On Tuesday, Google announced its plan to build another subsea cable that will connect the United States to Belgium.
According to reports, the massive subsea cable project will be laid across the Atlantic Ocean, connecting a Google data center in the U.S. to another one in Europe. The Dunant cable (named after Red Cross founder Henry Dunant) will start in northern Virginia and will end in France. However, the main purpose of the cable will be to connect the U.S. data center to the one in Belgium.
The company said the project is expected to be completed and operational by 2020.
To date, Google already owns a private underwater cable. Called the Curie cable, it was relatively shorter and was built to connect Los Angeles to Chile. The company has also invested on consortium-driven cables that run across the Atlantic and the Pacific, with a few already set to go online next year.

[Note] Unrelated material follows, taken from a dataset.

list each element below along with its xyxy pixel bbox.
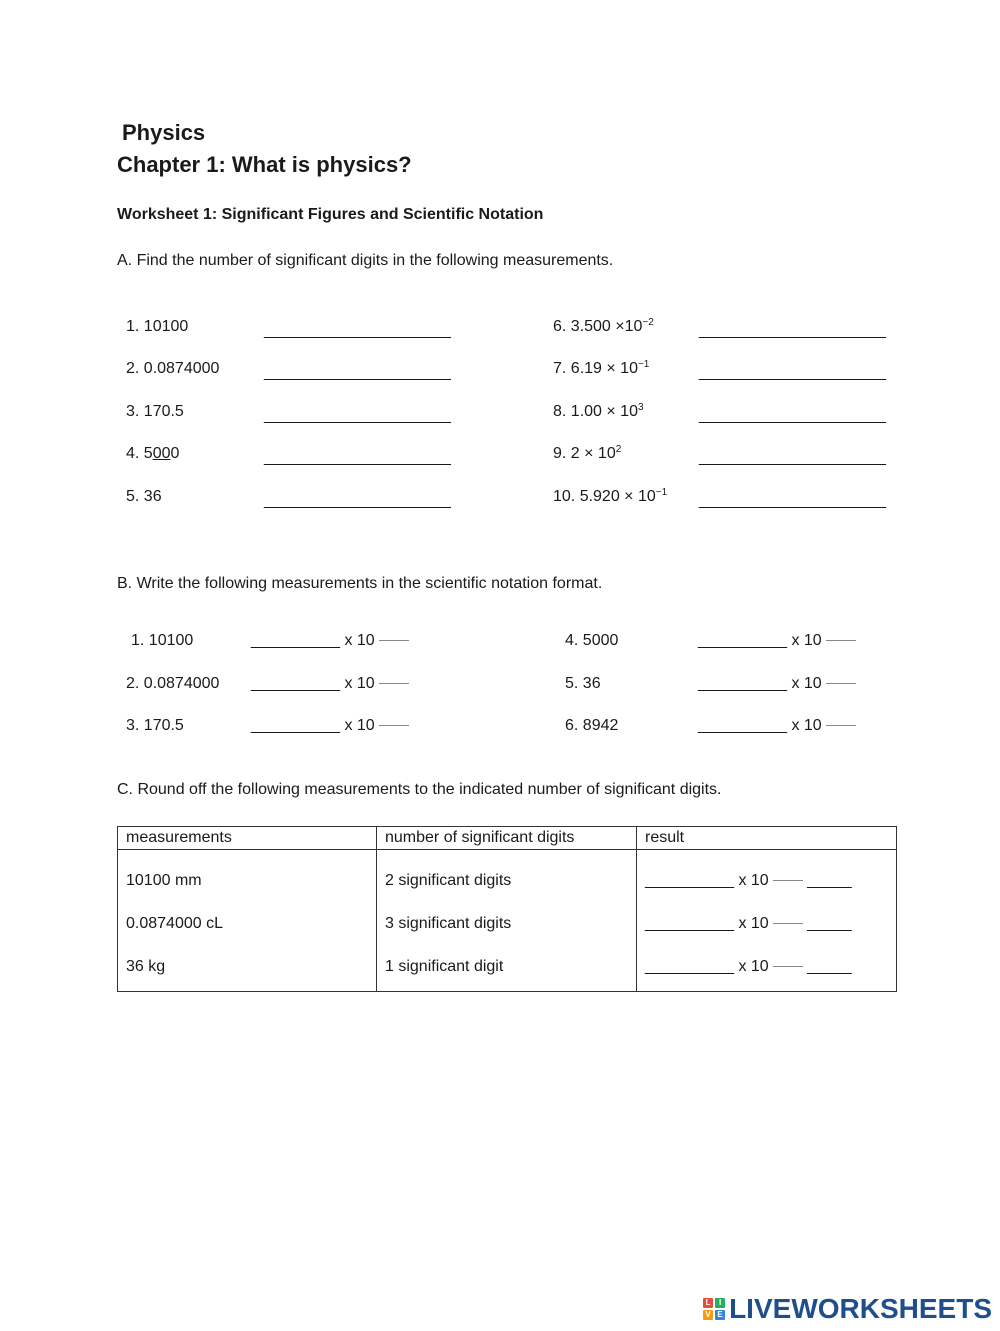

Read More: Marea: Facebook and Microsoft’s Submarine Internet Project
The development of the Dunant cable will give Google an exclusive network capacity across one of the busiest routes on the Internet today.
“Dunant adds network capacity across the Atlantic, supplementing one of the busiest routes on the internet, and supporting the growth of Google Cloud. We’re working with TE SubCom to design, manufacture and lay the cable for Dunant, which will bring well-provisioned, high-bandwidth, low-latency, highly secure cloud connections between the U.S. and Europe,” Jayne Stowell, Google’s Strategic Negotiator wrote in a blog post.
Aside from its Dunant subsea cable project, Google has also announced several major expansions to its global cloud infrastructure. The initiatives will reportedly help the tech company offer high-quality services to its customers. Google’s expansion project includes the introduction of its new cloud regions in the Netherlands, Montreal, Finland, and Los Angeles.